Monday, October 19, 2009

blog #8

The end of The Beauty Myth did not really give me any closure. The book seemed to just call my attention to a problem, make me frustrated that we (as women) are targeted, and then leave me hanging. I think it is wonderful that Wolf wrote the book and brought this subject some much needed attention so that people will be more aware of the sexism that goes on in our society. However, there was no feasible solution suggested in the reading, and this felt like no closure was given. I do think this book opened my eyes and benefited me in some ways, but I also found the book to be very dry and a long read.

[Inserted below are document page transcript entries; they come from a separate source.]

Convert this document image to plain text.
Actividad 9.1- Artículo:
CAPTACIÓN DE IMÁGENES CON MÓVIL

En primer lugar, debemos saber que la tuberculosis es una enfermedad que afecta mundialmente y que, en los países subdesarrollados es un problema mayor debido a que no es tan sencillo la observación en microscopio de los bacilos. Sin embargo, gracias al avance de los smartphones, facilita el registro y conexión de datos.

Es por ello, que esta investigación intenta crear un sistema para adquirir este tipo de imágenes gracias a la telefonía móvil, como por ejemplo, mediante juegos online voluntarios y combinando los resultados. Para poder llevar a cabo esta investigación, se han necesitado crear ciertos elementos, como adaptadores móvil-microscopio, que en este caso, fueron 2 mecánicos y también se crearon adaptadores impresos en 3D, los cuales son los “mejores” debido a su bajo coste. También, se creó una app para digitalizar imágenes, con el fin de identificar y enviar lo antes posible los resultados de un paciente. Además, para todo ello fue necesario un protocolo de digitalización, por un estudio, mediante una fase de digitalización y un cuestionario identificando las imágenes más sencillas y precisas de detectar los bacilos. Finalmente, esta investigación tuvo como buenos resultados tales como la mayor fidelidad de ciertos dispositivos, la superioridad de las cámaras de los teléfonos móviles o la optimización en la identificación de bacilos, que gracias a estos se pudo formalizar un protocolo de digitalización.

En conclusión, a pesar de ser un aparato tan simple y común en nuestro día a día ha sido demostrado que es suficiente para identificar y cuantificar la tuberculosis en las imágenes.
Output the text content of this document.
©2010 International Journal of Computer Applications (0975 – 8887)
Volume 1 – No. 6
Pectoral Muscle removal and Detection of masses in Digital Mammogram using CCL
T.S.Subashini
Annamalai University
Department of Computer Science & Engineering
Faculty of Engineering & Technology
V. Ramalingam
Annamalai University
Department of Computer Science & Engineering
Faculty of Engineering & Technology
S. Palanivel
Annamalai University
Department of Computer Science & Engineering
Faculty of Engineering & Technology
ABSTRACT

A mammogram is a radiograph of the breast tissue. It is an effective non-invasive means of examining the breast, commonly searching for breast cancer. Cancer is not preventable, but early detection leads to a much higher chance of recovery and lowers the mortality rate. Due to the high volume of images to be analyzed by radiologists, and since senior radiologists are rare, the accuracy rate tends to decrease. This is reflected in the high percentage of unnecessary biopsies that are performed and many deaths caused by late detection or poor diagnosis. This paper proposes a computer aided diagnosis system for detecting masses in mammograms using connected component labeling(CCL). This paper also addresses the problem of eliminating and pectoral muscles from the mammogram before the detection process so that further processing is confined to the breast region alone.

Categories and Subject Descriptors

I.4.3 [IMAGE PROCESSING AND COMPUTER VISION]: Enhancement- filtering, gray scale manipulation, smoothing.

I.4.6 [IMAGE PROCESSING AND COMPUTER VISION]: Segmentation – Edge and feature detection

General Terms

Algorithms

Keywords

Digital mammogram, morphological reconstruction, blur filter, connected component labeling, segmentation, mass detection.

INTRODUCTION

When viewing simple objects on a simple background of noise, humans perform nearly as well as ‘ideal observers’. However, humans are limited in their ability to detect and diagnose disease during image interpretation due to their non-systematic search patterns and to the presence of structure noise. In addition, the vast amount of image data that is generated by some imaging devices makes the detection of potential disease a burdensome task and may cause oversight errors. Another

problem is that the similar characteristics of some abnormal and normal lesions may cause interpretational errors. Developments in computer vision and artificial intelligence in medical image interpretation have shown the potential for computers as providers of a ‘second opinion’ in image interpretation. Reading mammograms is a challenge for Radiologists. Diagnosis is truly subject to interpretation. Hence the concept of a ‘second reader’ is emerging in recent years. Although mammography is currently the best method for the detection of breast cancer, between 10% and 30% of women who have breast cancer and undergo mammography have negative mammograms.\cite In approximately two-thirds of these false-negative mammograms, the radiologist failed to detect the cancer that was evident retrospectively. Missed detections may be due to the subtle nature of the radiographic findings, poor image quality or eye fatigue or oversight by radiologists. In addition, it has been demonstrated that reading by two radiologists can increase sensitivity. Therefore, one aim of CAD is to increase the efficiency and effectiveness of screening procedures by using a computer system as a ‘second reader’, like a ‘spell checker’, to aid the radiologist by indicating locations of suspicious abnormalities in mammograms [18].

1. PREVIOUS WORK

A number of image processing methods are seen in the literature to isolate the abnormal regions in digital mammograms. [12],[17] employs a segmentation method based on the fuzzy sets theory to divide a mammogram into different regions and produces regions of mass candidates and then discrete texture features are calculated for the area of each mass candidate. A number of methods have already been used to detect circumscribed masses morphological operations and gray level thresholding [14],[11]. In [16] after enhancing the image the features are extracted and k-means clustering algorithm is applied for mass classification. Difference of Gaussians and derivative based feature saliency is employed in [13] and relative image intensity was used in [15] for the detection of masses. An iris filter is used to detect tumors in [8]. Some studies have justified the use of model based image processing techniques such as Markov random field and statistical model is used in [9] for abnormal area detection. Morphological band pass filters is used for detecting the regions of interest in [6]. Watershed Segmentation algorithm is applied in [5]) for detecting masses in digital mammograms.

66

People might be more likely to read it or take it seriously if it was more interesting. I was very entertained while reading Valenti's writing though. It is probably because her writing style is more modern and energetic. I did not mind the cussing, I thought it was pretty funny and appropriate. She is trying to relate to a young audience and she is letting us know just how frustrated she was with the subject matter. Maybe it is just because of the fact that I tend to cuss like a sailor so it doesn't bother me. Some common themes I noticed while reading Wolf and Valenti's works were that of eating disorders, clothing in the work place (or in a professional setting in general), and criticizing the fashion and beauty industries. Even though Valenti doesn't really have a sure solution to stopping the "Beauty Myth", she does seam to give better advise on dealing with it. The most interesting reading from Body Outlaws, to me, was "Marked for life." I thought it was interesting because I have always thought about getting a tattoo, but I could never bring myself to do it. First of all, there is nothing I can think of that I want painted on my body forever because I might hate it later. Second, it would hurt like a mother to get poked by a needle that many times and I am a wimp when it comes to needles. I will cry to this day if I have to get a shot, and I can't even think about giving blood. So I guess it makes me feel better about the decision not to get a tattoo.